Key headlines.
- The estimated total number of R&D tax credit claims for the year ending March 2020 is 85,900, an increase of 16% from the previous year. The increase is primarily driven by a 16% rise in the number of SME R&D claims to 76,225.
- The estimated total amount of R&D tax relief support claimed for the year ending March 2020 is £7.4 billion, an increase of 19% from the previous year. This corresponds to £47.5 billion of R&D expenditure, 15% higher than the previous year.
- There is a concentration of claims by companies with registered offices in London (20% of total claims and 31% of total amount claimed), and the South East (15% of total claims and 18% of total amount claimed). However, the registered office location may not be where all the R&D activity takes place.
- The Information and Communication, Manufacturing, and Professional, Scientific and Technical sectors continued to have the greatest volume of claims, making up 64% of claims and 69% of the total amount claimed for the year ending March 2020.
Source: National Statistics Research and Development Tax Credits Statistics: September 2021
Comment.
The numbers represent a continued growth in the R&D schemes driven by SME claims. With a March 2020 cut off what they don't tell us critically is the impact of Covid-19 and lockdowns on R&D activity, so in that respect does not represent the contemporary position of R&D investment and R&D Businesses. In the past a trajectory could be assumed from the numbers but the impact of Covid is potentially a wildcard. Another potential area of change could be the impact of Brexit. The really interesting period to consider will be the next one, and given that R&D claims can be made up to 2 years from an accounting period end the true picture won't fully emerge until September 2023 when the full statistics for the March 2021 year will be available.

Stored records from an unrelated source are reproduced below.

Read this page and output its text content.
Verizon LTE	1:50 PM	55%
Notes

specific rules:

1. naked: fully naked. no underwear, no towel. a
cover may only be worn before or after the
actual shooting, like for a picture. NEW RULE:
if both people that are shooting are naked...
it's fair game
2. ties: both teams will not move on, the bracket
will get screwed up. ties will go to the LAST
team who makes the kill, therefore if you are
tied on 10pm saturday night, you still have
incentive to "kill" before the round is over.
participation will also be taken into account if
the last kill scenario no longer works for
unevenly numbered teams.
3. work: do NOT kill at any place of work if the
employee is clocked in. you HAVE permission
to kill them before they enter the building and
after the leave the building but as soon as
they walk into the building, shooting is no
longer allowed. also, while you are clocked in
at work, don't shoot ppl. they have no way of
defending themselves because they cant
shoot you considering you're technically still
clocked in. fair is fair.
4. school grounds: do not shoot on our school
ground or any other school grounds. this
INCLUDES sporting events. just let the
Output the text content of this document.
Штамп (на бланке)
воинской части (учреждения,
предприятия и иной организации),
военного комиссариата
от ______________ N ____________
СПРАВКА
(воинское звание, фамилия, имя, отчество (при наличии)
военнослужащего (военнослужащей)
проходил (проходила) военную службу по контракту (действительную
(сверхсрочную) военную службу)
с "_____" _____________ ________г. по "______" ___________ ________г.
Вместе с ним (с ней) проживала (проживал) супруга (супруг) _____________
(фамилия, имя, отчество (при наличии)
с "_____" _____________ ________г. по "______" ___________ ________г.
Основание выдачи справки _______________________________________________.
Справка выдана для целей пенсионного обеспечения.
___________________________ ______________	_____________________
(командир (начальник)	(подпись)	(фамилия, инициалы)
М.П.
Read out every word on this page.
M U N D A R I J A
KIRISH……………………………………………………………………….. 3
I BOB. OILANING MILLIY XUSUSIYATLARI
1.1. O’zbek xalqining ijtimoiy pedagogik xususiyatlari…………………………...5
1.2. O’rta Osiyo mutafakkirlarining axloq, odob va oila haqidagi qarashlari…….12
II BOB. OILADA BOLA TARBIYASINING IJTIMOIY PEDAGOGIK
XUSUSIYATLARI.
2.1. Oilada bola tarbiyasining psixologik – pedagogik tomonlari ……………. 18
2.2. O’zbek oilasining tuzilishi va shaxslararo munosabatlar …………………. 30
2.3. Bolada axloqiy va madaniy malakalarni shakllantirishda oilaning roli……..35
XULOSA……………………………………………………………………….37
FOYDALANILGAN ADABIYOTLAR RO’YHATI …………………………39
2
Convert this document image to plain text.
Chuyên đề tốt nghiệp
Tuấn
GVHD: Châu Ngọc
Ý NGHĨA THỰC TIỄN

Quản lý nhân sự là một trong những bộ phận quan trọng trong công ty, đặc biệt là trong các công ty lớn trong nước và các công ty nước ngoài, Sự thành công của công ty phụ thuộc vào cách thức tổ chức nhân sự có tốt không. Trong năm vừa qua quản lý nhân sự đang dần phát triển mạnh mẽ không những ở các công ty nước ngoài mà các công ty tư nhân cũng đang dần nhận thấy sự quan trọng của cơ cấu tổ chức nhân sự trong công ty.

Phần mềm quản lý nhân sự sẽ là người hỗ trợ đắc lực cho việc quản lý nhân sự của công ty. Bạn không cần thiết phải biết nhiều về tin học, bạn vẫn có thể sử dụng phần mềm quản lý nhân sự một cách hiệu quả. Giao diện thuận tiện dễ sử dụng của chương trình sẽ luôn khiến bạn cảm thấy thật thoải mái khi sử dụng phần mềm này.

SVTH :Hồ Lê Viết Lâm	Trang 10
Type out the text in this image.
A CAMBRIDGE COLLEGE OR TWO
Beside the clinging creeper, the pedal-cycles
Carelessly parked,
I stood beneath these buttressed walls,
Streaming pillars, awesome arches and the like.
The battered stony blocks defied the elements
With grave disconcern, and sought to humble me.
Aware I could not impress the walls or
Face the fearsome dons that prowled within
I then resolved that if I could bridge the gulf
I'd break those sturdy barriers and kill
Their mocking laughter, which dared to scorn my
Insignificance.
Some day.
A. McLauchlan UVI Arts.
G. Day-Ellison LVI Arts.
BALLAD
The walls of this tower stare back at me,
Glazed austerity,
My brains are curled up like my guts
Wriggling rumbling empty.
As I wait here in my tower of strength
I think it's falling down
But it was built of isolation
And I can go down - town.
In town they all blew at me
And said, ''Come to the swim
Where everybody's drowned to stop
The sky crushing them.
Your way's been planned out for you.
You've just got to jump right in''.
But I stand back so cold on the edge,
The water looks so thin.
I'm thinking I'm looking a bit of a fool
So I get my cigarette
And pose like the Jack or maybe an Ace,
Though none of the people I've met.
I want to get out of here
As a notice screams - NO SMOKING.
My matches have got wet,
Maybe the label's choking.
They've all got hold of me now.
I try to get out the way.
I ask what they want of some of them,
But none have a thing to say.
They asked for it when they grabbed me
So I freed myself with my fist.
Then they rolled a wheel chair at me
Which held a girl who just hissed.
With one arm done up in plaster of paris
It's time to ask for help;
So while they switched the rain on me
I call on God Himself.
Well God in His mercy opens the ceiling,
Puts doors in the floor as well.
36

The rise in “cost” of the R&D schemes to £7.4 billion for the period does raise a concern that the larger the number becomes the greater an area of interest it might be for Government cuts necessitated by Covid. But to make such cuts would be to run contrary to a central plank of successive Chancellors of both main parties economic policy around R&D investment. R&D investment is about economic growth and cuts in this area might be viewed economically as “cutting off one's nose to spite your face” or just plain dumb. But we do live under the curse of “interesting times” and it will be revealing to see what view Chancellor Rishi Sunak takes in the 27th October 2021 Autumn Budget.